A Great Teaching Web Site!
I came across this while cruising the web. Professor Steffens has the class turn in their work as comments on his topic. I read some of the student work and enjoyed it. I wanted to quote some for my posts but I wasn’t sure how Professor Steffens would feel about, you know, professional courtesy.
This is a great teaching method and it’s a fun read to see what the students can make of current journalism.
James Pilant
http://econ1051.wordpress.com/
Economics for the School of Journalism
Extra credit for spring 2013
Economic news is everywhere, and your job is to find it and relate it to our Hubbard and O’Brien text.
Find an article in the New York Times, Wall Street Journal or USA Today. You can find these articles on line. Summarize the article and relate it to our text. You can see what other students have done as a guide. We’re looking for four-five paragraph posts. Each post is 3 points, and you can do 4, for a total of 12 points!

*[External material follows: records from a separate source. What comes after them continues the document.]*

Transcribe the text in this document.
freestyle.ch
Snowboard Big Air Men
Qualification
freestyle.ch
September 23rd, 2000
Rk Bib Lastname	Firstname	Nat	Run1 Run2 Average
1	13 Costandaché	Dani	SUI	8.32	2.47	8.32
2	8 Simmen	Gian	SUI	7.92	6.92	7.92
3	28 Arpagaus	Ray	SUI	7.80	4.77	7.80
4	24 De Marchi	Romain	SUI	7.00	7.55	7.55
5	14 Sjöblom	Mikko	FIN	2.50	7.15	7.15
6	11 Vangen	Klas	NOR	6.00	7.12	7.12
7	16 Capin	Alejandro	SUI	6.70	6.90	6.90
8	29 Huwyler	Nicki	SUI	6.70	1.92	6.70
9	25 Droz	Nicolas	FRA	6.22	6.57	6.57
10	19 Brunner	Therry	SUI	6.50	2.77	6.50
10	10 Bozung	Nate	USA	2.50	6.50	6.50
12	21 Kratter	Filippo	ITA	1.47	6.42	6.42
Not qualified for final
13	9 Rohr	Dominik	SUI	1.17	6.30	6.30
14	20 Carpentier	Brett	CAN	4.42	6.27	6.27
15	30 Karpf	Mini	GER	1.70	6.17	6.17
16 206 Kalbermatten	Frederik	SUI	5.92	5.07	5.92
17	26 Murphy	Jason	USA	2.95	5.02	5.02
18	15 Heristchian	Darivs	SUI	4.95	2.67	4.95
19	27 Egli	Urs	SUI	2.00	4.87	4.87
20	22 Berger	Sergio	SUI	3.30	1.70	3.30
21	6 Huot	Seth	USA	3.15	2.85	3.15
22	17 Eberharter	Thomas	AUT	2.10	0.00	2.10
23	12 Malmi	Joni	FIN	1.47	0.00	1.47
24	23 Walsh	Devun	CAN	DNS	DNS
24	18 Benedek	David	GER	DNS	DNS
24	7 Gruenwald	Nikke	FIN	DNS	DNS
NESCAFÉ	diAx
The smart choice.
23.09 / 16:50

All you have to do is find your article, write about it, with a link and make sure I know your pawprint! I left a few from last semester to show you the way…To Post — just type your comments into the REPLY window at the end of the other posts…
Prof. Steffens
From around the web.
From the web site, Real-world Economics Review Blog.
http://rwer.wordpress.com/2014/01/24/teaching-economics-new-developments-in-economic-education/
In 2001 French economics students petitioned their professors for a more realistic and pluralist teaching of economics. Since then, several books have been written on how to teach pluralist economics, including John Groenewegen’s Teaching Pluralism in Economics (Edward Elgar, 2007); Edward Fullbrook’s Pluralist Economics (Zed, 2009) and Jack Reardon’s Handbook of Pluralist Economics Education (Routledge, 2009). A new journal exclusively devoted to discussing how to implement pluralism in the classroom – the International Journal of Pluralism and Economics Education – was founded by Jack Reardon. And several global organizations- the World Economic Association, the Association of Heterodox Economics, besides the International Confederation of Associations for Pluralism in Economics, for example – have emphasized the need for changes in economics curriculum.
Considering this background, this blog welcomes all the attempts that emphasize the need for further changes in teaching economics.